Variable speed control
Most jigsaws will allow you to control the speed of the blade. This can be very important depending on the types of materials that you’ll be cutting. As a general rule, the harder the material (e.g. metal), the slower the blade needs to be moving; and the softer (e.g. wood), the faster the blade should be going.
This simply allows angled cuts in both directions. The benefit here is that you won’t have to move either your work piece or yourself to bevel on both sides.
This can really make seeing your cutting line a lot easier. Don’t rule it out just because you’ve got lights in your shop!
Quite a simple thing but, again, this can help you follow your cutting line by projecting a line showing where your jigsaw is pointing. This can help if you have trouble wandering off your cut line.
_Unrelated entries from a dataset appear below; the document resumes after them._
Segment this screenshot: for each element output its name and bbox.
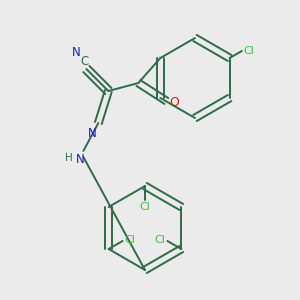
Text: N: N (72, 46, 81, 59)
Text: C: C (80, 55, 88, 68)
Text: Cl: Cl (244, 46, 255, 56)
Text: O: O (169, 97, 179, 110)
Text: Cl: Cl (124, 235, 136, 245)
Text: H: H (65, 153, 73, 163)
Text: Cl: Cl (154, 235, 165, 245)
Text: Cl: Cl (140, 202, 150, 212)
Text: N: N (88, 127, 96, 140)
Text: N: N (76, 153, 85, 166)
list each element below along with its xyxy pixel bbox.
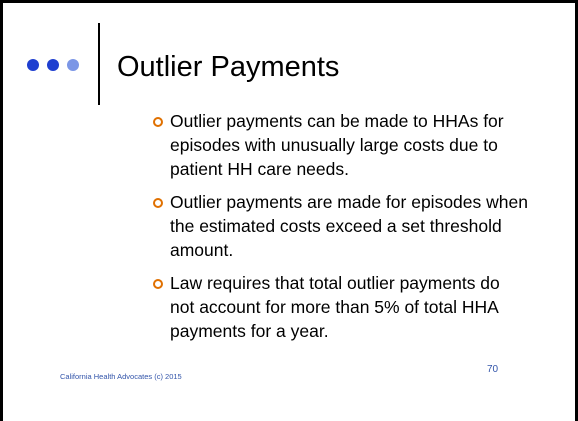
bullet-marker [153,198,163,208]
page-number: 70 [487,364,499,375]
slide-title: Outlier Payments [117,51,340,83]
bullet-marker [153,279,163,289]
footer: California Health Advocates (c) 2015 [60,372,182,381]
bullet-text: Outlier payments are made for episodes w… [170,192,528,260]
decor-dot [67,59,79,71]
bullet-item: Outlier payments are made for episodes w… [153,190,528,262]
decor-dot [27,59,39,71]
bullet-text: Outlier payments can be made to HHAs for… [170,111,504,179]
bullet-item: Law requires that total outlier payments… [153,271,528,343]
bullet-marker [153,117,163,127]
bullet-list: Outlier payments can be made to HHAs for… [153,109,528,352]
bullet-text: Law requires that total outlier payments… [170,273,500,341]
divider [98,23,100,105]
bullet-item: Outlier payments can be made to HHAs for… [153,109,528,181]
decor-dot [47,59,59,71]
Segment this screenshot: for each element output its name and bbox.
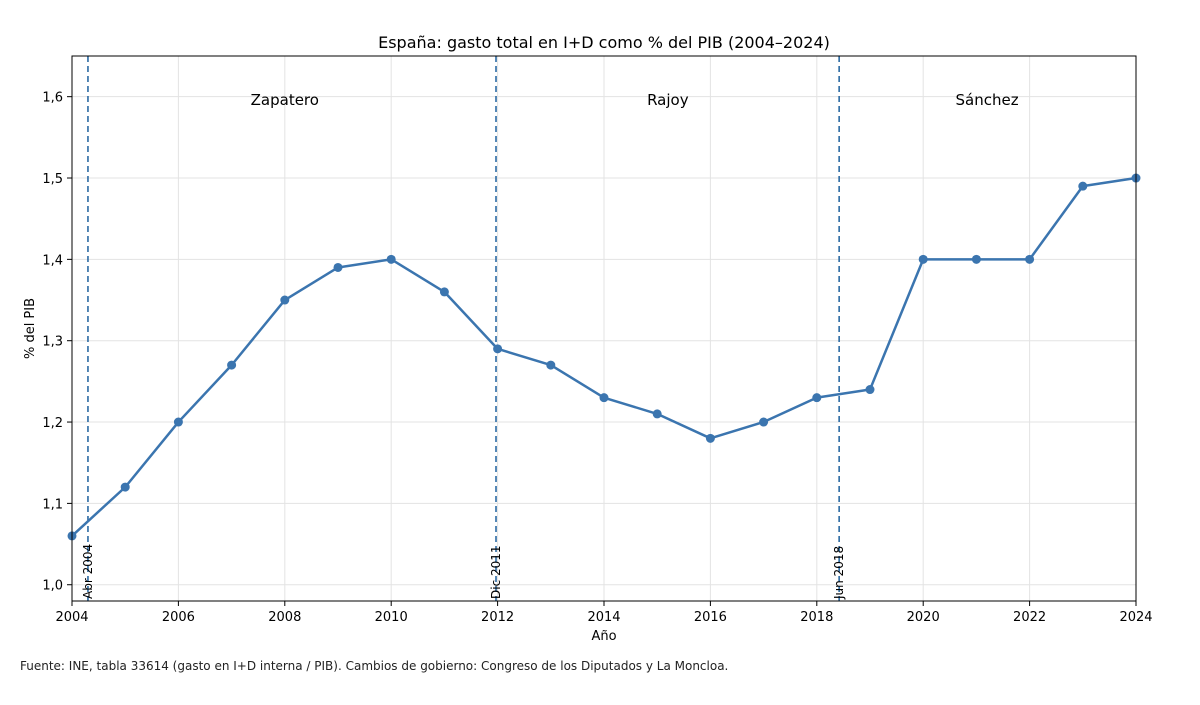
data-point — [173, 417, 183, 427]
period-labels: Zapatero Rajoy Sánchez — [251, 91, 1019, 109]
y-axis-label: % del PIB — [23, 298, 38, 359]
data-point — [971, 254, 981, 264]
x-tick-label: 2020 — [907, 610, 940, 625]
y-tick-label: 1,5 — [42, 172, 63, 187]
chart-title: España: gasto total en I+D como % del PI… — [378, 33, 830, 52]
data-point — [918, 254, 928, 264]
data-point — [120, 482, 130, 492]
data-point — [1025, 254, 1035, 264]
event-lines: Abr 2004 Dic 2011 Jun 2018 — [81, 56, 846, 601]
y-tick-label: 1,0 — [42, 579, 63, 594]
y-tick-label: 1,1 — [42, 497, 63, 512]
data-point — [333, 262, 343, 272]
y-tick-label: 1,3 — [42, 335, 63, 350]
data-point — [546, 360, 556, 370]
x-tick-label: 2010 — [375, 610, 408, 625]
x-tick-label: 2024 — [1119, 610, 1152, 625]
data-point — [652, 409, 662, 419]
period-label: Rajoy — [647, 91, 689, 109]
x-tick-label: 2014 — [587, 610, 620, 625]
y-tick-label: 1,2 — [42, 416, 63, 431]
event-label: Abr 2004 — [81, 544, 95, 599]
x-tick-label: 2008 — [268, 610, 301, 625]
data-point — [280, 295, 290, 305]
x-tick-label: 2022 — [1013, 610, 1046, 625]
x-tick-label: 2006 — [162, 610, 195, 625]
y-tick-label: 1,6 — [42, 91, 63, 106]
x-tick-label: 2018 — [800, 610, 833, 625]
data-point — [865, 385, 875, 395]
event-label: Dic 2011 — [489, 545, 503, 599]
data-point — [812, 393, 822, 403]
data-point — [386, 254, 396, 264]
period-label: Sánchez — [956, 91, 1019, 109]
data-point — [493, 344, 503, 354]
x-tick-label: 2012 — [481, 610, 514, 625]
data-point — [759, 417, 769, 427]
data-point — [227, 360, 237, 370]
x-tick-label: 2016 — [694, 610, 727, 625]
x-tick-label: 2004 — [55, 610, 88, 625]
data-point — [1078, 181, 1088, 191]
source-note: Fuente: INE, tabla 33614 (gasto en I+D i… — [20, 659, 728, 673]
series-layer — [67, 173, 1141, 541]
axis-ticks: 2004 2006 2008 2010 2012 2014 2016 2018 2020 2022… — [42, 91, 1152, 625]
y-tick-label: 1,4 — [42, 253, 63, 268]
event-label: Jun 2018 — [832, 546, 846, 600]
period-label: Zapatero — [251, 91, 319, 109]
data-point — [439, 287, 449, 297]
data-point — [705, 433, 715, 443]
grid-layer — [71, 56, 1137, 601]
x-axis-label: Año — [591, 629, 616, 644]
data-point — [599, 393, 609, 403]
The same as any tool used for woodworking, if you’re collecting your dust as you go then it’s not flying around in your face (or lungs) and there’s less to clean up afterwards which is always a bonus!
Jigsaw blades types
Jigsaw blades come in several varieties depending on the type of material they are designed to cut. You’ll probably get an all-rounder blade with your jigsaw, which will give ok performance in a few different materials; but you’ll most likely want to buy a specialised blade almost straight away.
There are a few things to consider when selecting a new blade – check out my article on band saw blades too, as they’re quite similar.
- Blade material
- Teeth per inch
- Tooth set
- Blade width
Most blades are made from one of three types or material.
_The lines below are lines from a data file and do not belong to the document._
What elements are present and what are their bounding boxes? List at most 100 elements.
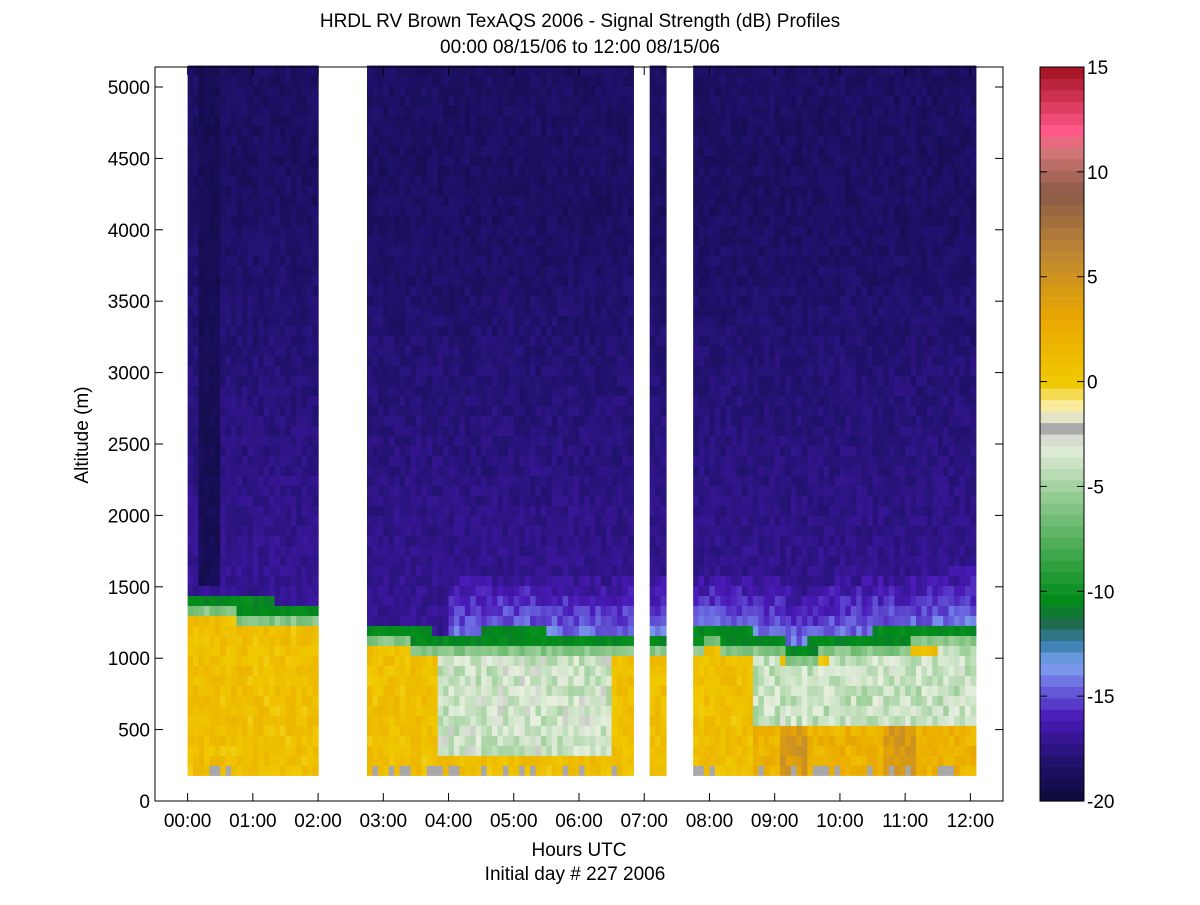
heatmap-cell <box>187 695 194 706</box>
heatmap-cell <box>448 295 455 307</box>
heatmap-cell <box>399 195 406 207</box>
heatmap-cell <box>241 235 249 247</box>
heatmap-cell <box>459 395 466 407</box>
heatmap-cell <box>530 205 537 217</box>
heatmap-cell <box>263 275 270 287</box>
heatmap-cell <box>519 75 526 87</box>
heatmap-cell <box>388 255 395 267</box>
heatmap-cell <box>443 235 450 247</box>
heatmap-cell <box>231 75 238 87</box>
heatmap-cell <box>415 615 422 626</box>
heatmap-cell <box>497 205 504 217</box>
heatmap-cell <box>606 415 613 427</box>
heatmap-cell <box>535 325 542 337</box>
heatmap-cell <box>220 125 227 137</box>
heatmap-cell <box>405 105 412 117</box>
heatmap-cell <box>562 115 569 127</box>
heatmap-cell <box>312 325 319 337</box>
heatmap-cell <box>203 745 210 756</box>
heatmap-cell <box>307 505 314 516</box>
heatmap-cell <box>492 225 499 237</box>
heatmap-cell <box>280 575 287 586</box>
heatmap-cell <box>198 345 205 357</box>
heatmap-cell <box>589 685 596 696</box>
heatmap-cell <box>540 565 547 576</box>
heatmap-cell <box>421 145 428 157</box>
heatmap-cell <box>524 575 531 586</box>
heatmap-cell <box>459 555 466 566</box>
heatmap-cell <box>448 755 455 766</box>
heatmap-cell <box>579 415 586 427</box>
heatmap-cell <box>193 585 200 596</box>
heatmap-cell <box>405 615 412 626</box>
heatmap-cell <box>405 455 412 467</box>
heatmap-cell <box>203 435 210 447</box>
heatmap-cell <box>203 115 210 127</box>
heatmap-cell <box>252 745 259 756</box>
heatmap-cell <box>263 75 270 87</box>
heatmap-cell <box>464 335 471 347</box>
heatmap-cell <box>557 675 564 686</box>
heatmap-cell <box>551 505 558 516</box>
heatmap-cell <box>388 545 395 556</box>
heatmap-cell <box>448 715 455 726</box>
heatmap-cell <box>579 315 586 327</box>
heatmap-cell <box>236 425 243 437</box>
heatmap-cell <box>241 395 249 407</box>
heatmap-cell <box>421 515 428 526</box>
heatmap-cell <box>584 485 591 497</box>
heatmap-cell <box>459 85 466 97</box>
heatmap-cell <box>606 715 613 726</box>
heatmap-cell <box>551 415 558 427</box>
heatmap-cell <box>426 705 433 716</box>
heatmap-cell <box>443 525 450 536</box>
heatmap-cell <box>372 545 379 556</box>
heatmap-cell <box>453 415 461 427</box>
heatmap-cell <box>579 765 586 776</box>
heatmap-cell <box>388 275 395 287</box>
heatmap-cell <box>203 305 210 317</box>
heatmap-cell <box>410 275 417 287</box>
heatmap-cell <box>290 285 297 297</box>
heatmap-cell <box>557 665 564 676</box>
heatmap-cell <box>546 405 553 417</box>
heatmap-cell <box>524 635 531 646</box>
heatmap-cell <box>198 415 205 427</box>
heatmap-cell <box>214 145 221 157</box>
heatmap-cell <box>241 435 249 447</box>
heatmap-cell <box>377 165 384 177</box>
heatmap-cell <box>502 645 509 656</box>
heatmap-cell <box>513 745 520 756</box>
heatmap-cell <box>502 665 509 676</box>
heatmap-cell <box>573 635 580 646</box>
heatmap-cell <box>481 325 488 337</box>
heatmap-cell <box>459 285 466 297</box>
heatmap-cell <box>209 355 216 367</box>
heatmap-cell <box>432 575 439 586</box>
heatmap-cell <box>508 215 515 227</box>
heatmap-cell <box>269 585 276 596</box>
heatmap-cell <box>540 665 547 676</box>
heatmap-cell <box>557 705 564 716</box>
heatmap-cell <box>405 495 412 506</box>
heatmap-cell <box>301 175 308 187</box>
heatmap-cell <box>486 295 493 307</box>
heatmap-cell <box>611 195 618 207</box>
heatmap-cell <box>263 585 270 596</box>
heatmap-cell <box>595 675 602 686</box>
heatmap-cell <box>280 155 287 167</box>
heatmap-cell <box>209 535 216 546</box>
heatmap-cell <box>394 695 401 706</box>
heatmap-cell <box>263 465 270 477</box>
heatmap-cell <box>214 155 221 167</box>
heatmap-cell <box>524 305 531 317</box>
heatmap-cell <box>589 75 596 87</box>
heatmap-cell <box>367 395 374 407</box>
heatmap-cell <box>551 115 558 127</box>
heatmap-cell <box>203 685 210 696</box>
heatmap-cell <box>301 505 308 516</box>
heatmap-cell <box>312 435 319 447</box>
heatmap-cell <box>595 85 602 97</box>
heatmap-cell <box>568 195 575 207</box>
heatmap-cell <box>236 105 243 117</box>
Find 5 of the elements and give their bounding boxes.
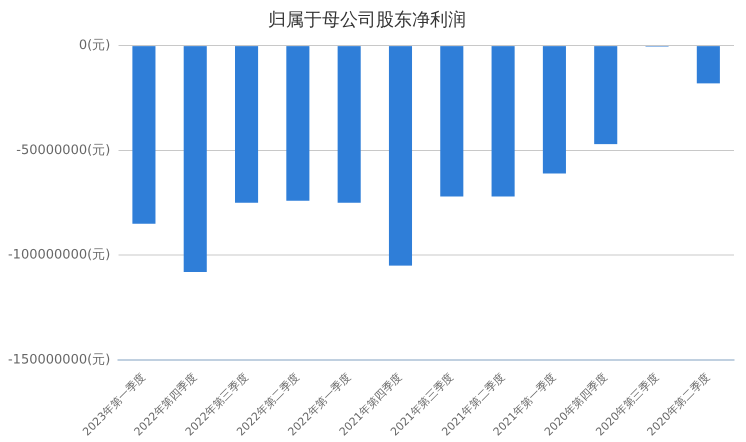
y-tick-label: -100000000(元) — [8, 248, 110, 263]
y-tick-label: -50000000(元) — [16, 142, 110, 158]
chart-title: 归属于母公司股东净利润 — [268, 9, 466, 30]
y-tick-label: -150000000(元) — [8, 352, 110, 368]
y-tick-label: 0(元) — [78, 38, 110, 53]
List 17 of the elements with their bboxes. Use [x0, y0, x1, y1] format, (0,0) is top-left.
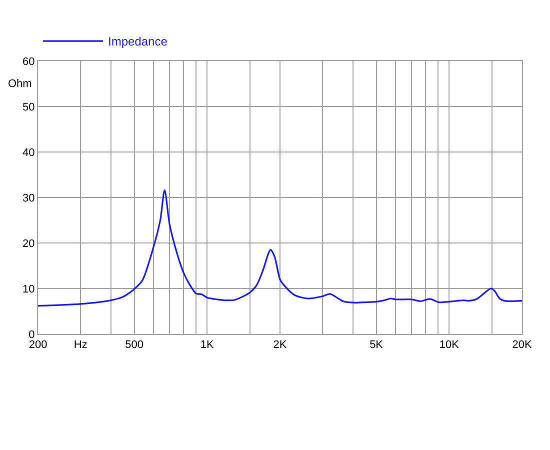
x-tick-label: Hz: [74, 339, 88, 352]
legend-label: Impedance: [108, 34, 168, 49]
x-tick-label: 10K: [439, 339, 460, 352]
y-tick-label: 20: [22, 238, 35, 250]
x-tick-label: 200: [28, 339, 48, 352]
x-tick-label: 500: [125, 339, 144, 352]
y-tick-label: 0: [28, 328, 35, 341]
y-tick-label: 10: [22, 283, 35, 296]
x-tick-label: 5K: [370, 339, 384, 352]
x-tick-label: 1K: [200, 339, 215, 352]
y-tick-label: 30: [22, 192, 35, 204]
x-tick-label: 20K: [512, 339, 532, 352]
y-tick-label: 60: [22, 56, 35, 68]
y-axis-title: Ohm: [8, 78, 32, 90]
y-tick-label: 40: [22, 146, 35, 159]
y-tick-label: 50: [22, 101, 35, 114]
x-tick-label: 2K: [273, 339, 288, 352]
Tungsten carbide: These work best for cutting masonry or ceramics.
High-speed steel: These are good for lighter metals of soft woods such as pine.
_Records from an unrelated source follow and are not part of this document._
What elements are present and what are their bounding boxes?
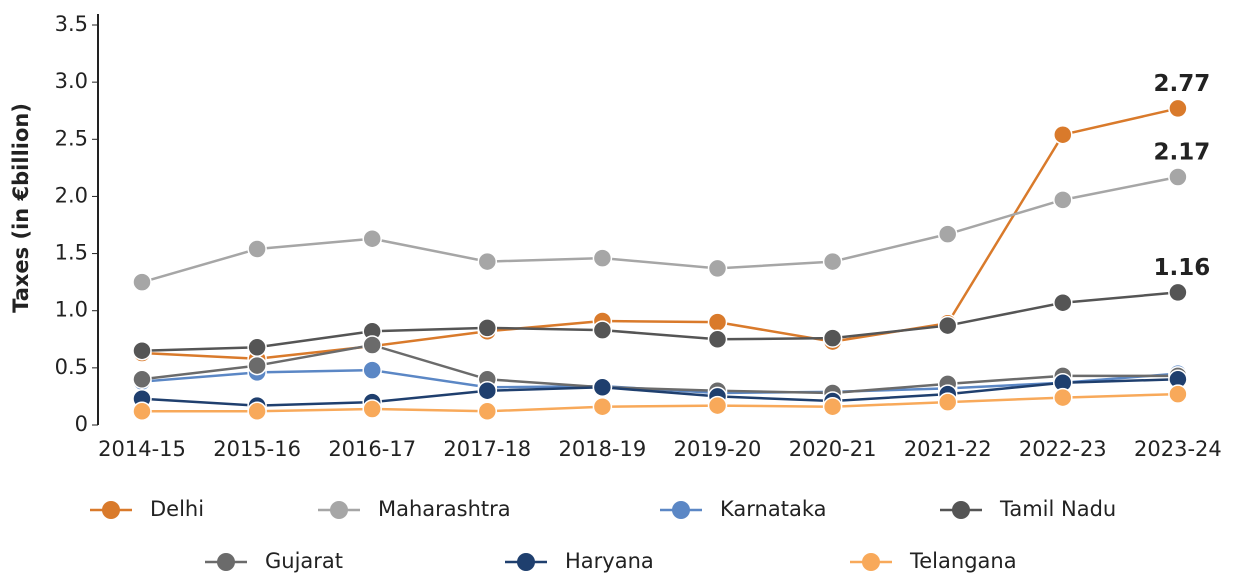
data-point (132, 369, 152, 390)
data-point (247, 355, 267, 376)
data-point (1168, 282, 1188, 303)
legend-label: Tamil Nadu (999, 497, 1116, 521)
data-point (362, 335, 382, 355)
x-tick-label: 2020-21 (789, 437, 877, 461)
x-tick-label: 2016-17 (328, 437, 416, 461)
x-tick-label: 2014-15 (98, 437, 186, 461)
data-label: 2.17 (1154, 140, 1211, 166)
series-line (142, 392, 1178, 413)
data-point (1168, 98, 1188, 119)
y-tick-label: 2.0 (55, 183, 88, 207)
legend-marker (672, 501, 690, 519)
legend-marker (862, 553, 880, 571)
data-point (362, 360, 382, 380)
series-line (141, 378, 1178, 407)
y-tick-label: 1.5 (55, 241, 88, 265)
legend-label: Telangana (909, 549, 1017, 573)
legend-label: Maharashtra (378, 497, 511, 521)
data-point (937, 392, 958, 412)
legend-marker (217, 553, 235, 571)
data-point (1168, 167, 1188, 187)
data-point (247, 239, 267, 259)
data-point (132, 401, 152, 422)
data-label: 2.77 (1154, 71, 1211, 97)
y-tick-label: 2.5 (55, 126, 88, 150)
y-tick-label: 3.0 (55, 69, 88, 93)
x-tick-label: 2022-23 (1019, 437, 1107, 461)
legend-label: Gujarat (265, 549, 343, 573)
data-point (707, 329, 728, 350)
data-point (592, 248, 613, 268)
x-tick-label: 2023-24 (1134, 437, 1222, 461)
x-tick-label: 2017-18 (443, 437, 531, 461)
legend-marker (517, 553, 535, 571)
data-point (822, 328, 843, 348)
legend-marker (102, 501, 120, 519)
data-point (937, 315, 958, 336)
data-point (1168, 384, 1188, 404)
data-point (477, 251, 498, 272)
y-tick-label: 0 (75, 412, 88, 436)
data-label: 1.16 (1154, 255, 1211, 281)
legend-marker (952, 501, 970, 519)
x-tick-label: 2015-16 (213, 437, 301, 461)
x-tick-label: 2021-22 (904, 437, 992, 461)
data-point (477, 401, 498, 422)
data-point (592, 320, 613, 340)
data-point (362, 399, 382, 419)
data-point (247, 401, 267, 422)
data-point (477, 318, 498, 338)
series-line (141, 107, 1179, 360)
y-tick-label: 1.0 (55, 298, 88, 322)
data-point (822, 251, 843, 272)
series-line (141, 175, 1179, 284)
x-tick-label: 2018-19 (559, 437, 647, 461)
legend-label: Haryana (565, 549, 654, 573)
data-point (1053, 387, 1073, 408)
data-point (477, 380, 498, 401)
legend-marker (330, 501, 348, 519)
legend-label: Delhi (150, 497, 204, 521)
series-line (141, 343, 1178, 395)
data-point (132, 272, 152, 292)
data-point (822, 396, 843, 417)
data-point (1053, 292, 1073, 313)
y-tick-label: 3.5 (55, 12, 88, 36)
data-point (362, 228, 382, 249)
x-tick-label: 2019-20 (674, 437, 762, 461)
data-point (707, 312, 728, 332)
legend-label: Karnataka (720, 497, 826, 521)
data-point (592, 396, 613, 417)
data-point (132, 340, 152, 361)
data-point (707, 258, 728, 279)
data-point (592, 377, 613, 398)
data-point (707, 395, 728, 416)
series-line (141, 291, 1179, 352)
y-axis-label: Taxes (in €billion) (9, 103, 33, 313)
data-point (1053, 190, 1073, 210)
data-point (1053, 124, 1073, 145)
y-tick-label: 0.5 (55, 355, 88, 379)
data-point (937, 224, 958, 244)
data-point (247, 337, 267, 358)
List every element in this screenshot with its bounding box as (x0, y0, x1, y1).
Bi-metal: Use these for heaving jobs, such as harder metals and hardwoods like oak.
Teeth per inch
Shortened to TPI, this measures how many teeth are in each inch of the blade. This will determine the type of material the blade can be used for along with both the speed and quality of the cut. A low TPI (6-20) is suitable for soft materials. This will result in a fast cut that needs some sanding to smooth it off. Harder materials need a higher TPI (14-36) and will be slower to cut.
The tooth set will be either ground or milled. Ground sets have a fine point, will cut slowly but result in a higher quality cut. Milled sets are good for fast, rough cuts and are blunter. Milled sets tend to last longer than ground sets.
Blade width is measured from the back of the blade to the tips of the teeth; this has the biggest impact on the radius of a cut that you’ll be able to make. A thinner blade will make a tighter radius cut. If you’re doing a straight cut then use the widest blade your jigsaw can accommodate as this will result in less wandering.
So you’ve got your jigsaw and an appropriate blade, before you go and have some fun you’ll need just a few more things to keep you safe and get a decent finish.
- Eye protection
- Ear defenders (depending how loud your saw is)
- A face mask to reduce your dust inhalation
- Saw horses, a jigsaw table or a workbench to hold your work-piece
- A few clamps to hold it securely
So there you have it, all the information you need to help you choose the best jigsaw for your projects. Just make sure you use an appropriate blade or you’ll risk damage to the blade and maybe even your new saw. And, of course, remember to play safe!